I'm not looking forward to Thanksgiving with DH's family, as it's huge and everyone is going to ask us when we're going to start having kids. 95% of them won't know that I had a m/c and should be 24 weeks pregnant and I'm not sure how I'm going to handle it. They've all been asking since the day we got married 3 years ago when we were going to have kids (my mother-in-law especially, though she and my father-in-law do know about the m/c).

Sorry I have no advice but know that you're not alone with the issue. Hugs all around. :hug:
 

I'm sorry. I was diagnosed with a missed miscarriage on Sept. 3 at my 12 week appointment (they couldn't find the heartbeat even though we'd seen it at 7 weeks). The baby had stopped growing between 8 and 9 weeks but I'd had no signs anything was wrong. I had a D&C the following day (Sept. 4). The situation sucks.

I'm not looking forward to Thanksgiving with DH's family, as it's huge and everyone is going to ask us when we're going to start having kids. 95% of them won't know that I had a m/c and should be 24 weeks pregnant and I'm not sure how I'm going to handle it. They've all been asking since the day we got married 3 years ago when we were going to have kids (my mother-in-law especially, though she and my father-in-law do know about the m/c).

Sorry I have no advice but know that you're not alone with the issue. Hugs all around. :hug:



That is going to be rough. I'm so sorry. :hug:

Luckily my family knows what we've been going through, so they don't really mention it anymore.

My MIL hasn't started pressuring yet, either, though she kind of did it in a sneaky round-a-bout way recently by asking: "So, has your mother started nagging you about having kids yet?" :rolleyes: :laughing:
 
Wish I knew the answer to that one.
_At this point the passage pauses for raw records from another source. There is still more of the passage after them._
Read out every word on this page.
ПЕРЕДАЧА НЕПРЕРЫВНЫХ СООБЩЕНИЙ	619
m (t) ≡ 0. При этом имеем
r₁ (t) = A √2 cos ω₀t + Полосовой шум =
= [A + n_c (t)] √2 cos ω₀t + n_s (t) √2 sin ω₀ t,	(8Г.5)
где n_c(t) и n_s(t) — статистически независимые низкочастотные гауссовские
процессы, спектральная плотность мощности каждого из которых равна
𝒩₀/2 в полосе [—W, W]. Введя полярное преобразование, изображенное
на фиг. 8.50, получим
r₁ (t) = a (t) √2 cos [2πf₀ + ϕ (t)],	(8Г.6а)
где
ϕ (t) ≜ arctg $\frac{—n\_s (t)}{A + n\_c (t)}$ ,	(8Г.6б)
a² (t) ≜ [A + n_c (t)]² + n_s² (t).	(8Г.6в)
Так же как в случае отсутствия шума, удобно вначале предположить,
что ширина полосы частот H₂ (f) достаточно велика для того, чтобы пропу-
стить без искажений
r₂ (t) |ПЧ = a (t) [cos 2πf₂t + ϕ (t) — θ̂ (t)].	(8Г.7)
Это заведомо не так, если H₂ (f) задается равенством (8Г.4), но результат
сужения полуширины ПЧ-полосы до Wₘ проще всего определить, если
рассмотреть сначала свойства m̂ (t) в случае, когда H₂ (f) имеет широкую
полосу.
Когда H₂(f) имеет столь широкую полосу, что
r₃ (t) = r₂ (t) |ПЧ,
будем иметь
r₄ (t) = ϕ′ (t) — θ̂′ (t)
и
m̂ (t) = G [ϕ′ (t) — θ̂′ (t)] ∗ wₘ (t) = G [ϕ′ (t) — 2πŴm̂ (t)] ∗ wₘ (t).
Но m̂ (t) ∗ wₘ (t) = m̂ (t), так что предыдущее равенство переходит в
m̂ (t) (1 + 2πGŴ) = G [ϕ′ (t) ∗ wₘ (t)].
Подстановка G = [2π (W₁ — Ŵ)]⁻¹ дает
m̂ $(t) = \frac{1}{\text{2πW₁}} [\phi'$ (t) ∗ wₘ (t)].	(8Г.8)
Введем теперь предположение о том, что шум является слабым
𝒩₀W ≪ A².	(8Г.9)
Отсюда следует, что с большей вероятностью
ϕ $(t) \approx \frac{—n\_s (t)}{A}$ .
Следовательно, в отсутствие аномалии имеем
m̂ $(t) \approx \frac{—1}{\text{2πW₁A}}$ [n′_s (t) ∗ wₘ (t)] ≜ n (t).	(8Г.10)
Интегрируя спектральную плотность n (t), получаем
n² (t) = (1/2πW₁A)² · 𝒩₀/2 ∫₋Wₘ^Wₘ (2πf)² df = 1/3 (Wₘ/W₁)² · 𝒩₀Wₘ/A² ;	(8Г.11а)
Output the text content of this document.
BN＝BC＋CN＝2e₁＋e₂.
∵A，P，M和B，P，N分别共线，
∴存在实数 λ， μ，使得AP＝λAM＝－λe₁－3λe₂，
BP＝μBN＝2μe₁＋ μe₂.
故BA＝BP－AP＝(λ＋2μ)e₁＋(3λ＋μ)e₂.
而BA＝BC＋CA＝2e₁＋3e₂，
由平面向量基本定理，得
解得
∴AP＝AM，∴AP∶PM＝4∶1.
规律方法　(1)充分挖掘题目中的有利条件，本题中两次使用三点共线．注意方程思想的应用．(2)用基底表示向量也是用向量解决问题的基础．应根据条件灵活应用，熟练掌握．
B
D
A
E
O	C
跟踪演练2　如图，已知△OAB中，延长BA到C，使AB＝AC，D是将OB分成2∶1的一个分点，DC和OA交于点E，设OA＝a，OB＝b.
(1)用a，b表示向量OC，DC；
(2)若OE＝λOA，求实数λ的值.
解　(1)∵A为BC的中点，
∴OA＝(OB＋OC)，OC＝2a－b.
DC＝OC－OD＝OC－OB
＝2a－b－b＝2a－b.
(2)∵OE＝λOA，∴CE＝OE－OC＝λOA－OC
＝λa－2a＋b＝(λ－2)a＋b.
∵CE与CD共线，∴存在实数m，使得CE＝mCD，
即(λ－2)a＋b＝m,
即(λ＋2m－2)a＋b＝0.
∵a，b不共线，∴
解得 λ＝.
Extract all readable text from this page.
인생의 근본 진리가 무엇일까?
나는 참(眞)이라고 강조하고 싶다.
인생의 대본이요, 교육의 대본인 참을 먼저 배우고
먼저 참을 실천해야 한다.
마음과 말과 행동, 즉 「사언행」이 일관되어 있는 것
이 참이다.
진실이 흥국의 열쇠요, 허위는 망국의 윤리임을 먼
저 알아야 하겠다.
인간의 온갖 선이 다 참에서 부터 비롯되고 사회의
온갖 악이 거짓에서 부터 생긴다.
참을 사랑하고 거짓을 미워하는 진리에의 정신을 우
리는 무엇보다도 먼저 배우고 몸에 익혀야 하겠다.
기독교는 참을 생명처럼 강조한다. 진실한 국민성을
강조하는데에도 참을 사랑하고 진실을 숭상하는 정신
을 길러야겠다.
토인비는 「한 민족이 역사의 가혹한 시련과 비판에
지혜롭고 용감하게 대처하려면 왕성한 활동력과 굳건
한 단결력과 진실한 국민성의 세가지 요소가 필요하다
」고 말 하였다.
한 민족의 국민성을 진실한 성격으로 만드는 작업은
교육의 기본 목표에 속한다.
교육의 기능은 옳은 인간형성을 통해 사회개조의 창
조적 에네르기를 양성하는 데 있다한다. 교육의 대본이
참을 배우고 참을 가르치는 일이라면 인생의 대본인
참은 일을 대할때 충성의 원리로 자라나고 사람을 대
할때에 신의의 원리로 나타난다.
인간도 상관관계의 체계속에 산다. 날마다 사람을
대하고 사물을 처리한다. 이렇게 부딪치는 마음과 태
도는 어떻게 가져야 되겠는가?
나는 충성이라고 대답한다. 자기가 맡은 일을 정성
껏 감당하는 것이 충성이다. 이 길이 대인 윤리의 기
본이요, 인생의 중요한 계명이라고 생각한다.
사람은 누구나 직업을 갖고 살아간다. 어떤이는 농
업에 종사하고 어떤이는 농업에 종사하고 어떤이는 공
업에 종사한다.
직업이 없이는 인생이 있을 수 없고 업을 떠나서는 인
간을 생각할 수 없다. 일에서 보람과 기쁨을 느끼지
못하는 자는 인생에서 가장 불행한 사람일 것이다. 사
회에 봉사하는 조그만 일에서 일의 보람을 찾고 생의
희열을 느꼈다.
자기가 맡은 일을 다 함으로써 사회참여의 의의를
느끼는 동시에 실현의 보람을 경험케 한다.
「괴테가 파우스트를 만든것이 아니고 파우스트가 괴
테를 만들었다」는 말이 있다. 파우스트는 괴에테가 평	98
DH and I didn't have DD until we had been married 8 years and it took over a year and clomid to get pregnant. We started trying for #2 last September just before DD turned 5. We actually got pregnant in February but my first appointment at 10 weeks discovered I had had a missed miscarriage. It was total hell. And still is. I'm actually on the path now to either start anti-depressants or clomid this month....not sure which road I will travel right now. All I know is it has been complete and total hell and no one really understands. So now a year after starting trying for #2 we are still a family of 3. I just wish I had a magic ball and knew which path to take and what the future holds.

Good luck....I know it's hard and I understand. (Not that that helps either)
 
I wish I had the nerve to use some of the replies that have been suggested.... I have to admit, several of them made me laugh... I'm sorry to everyone else that has been or is in the same situation... I do suppose that it's good to know that we're not alone.... Lots of luck to everyone!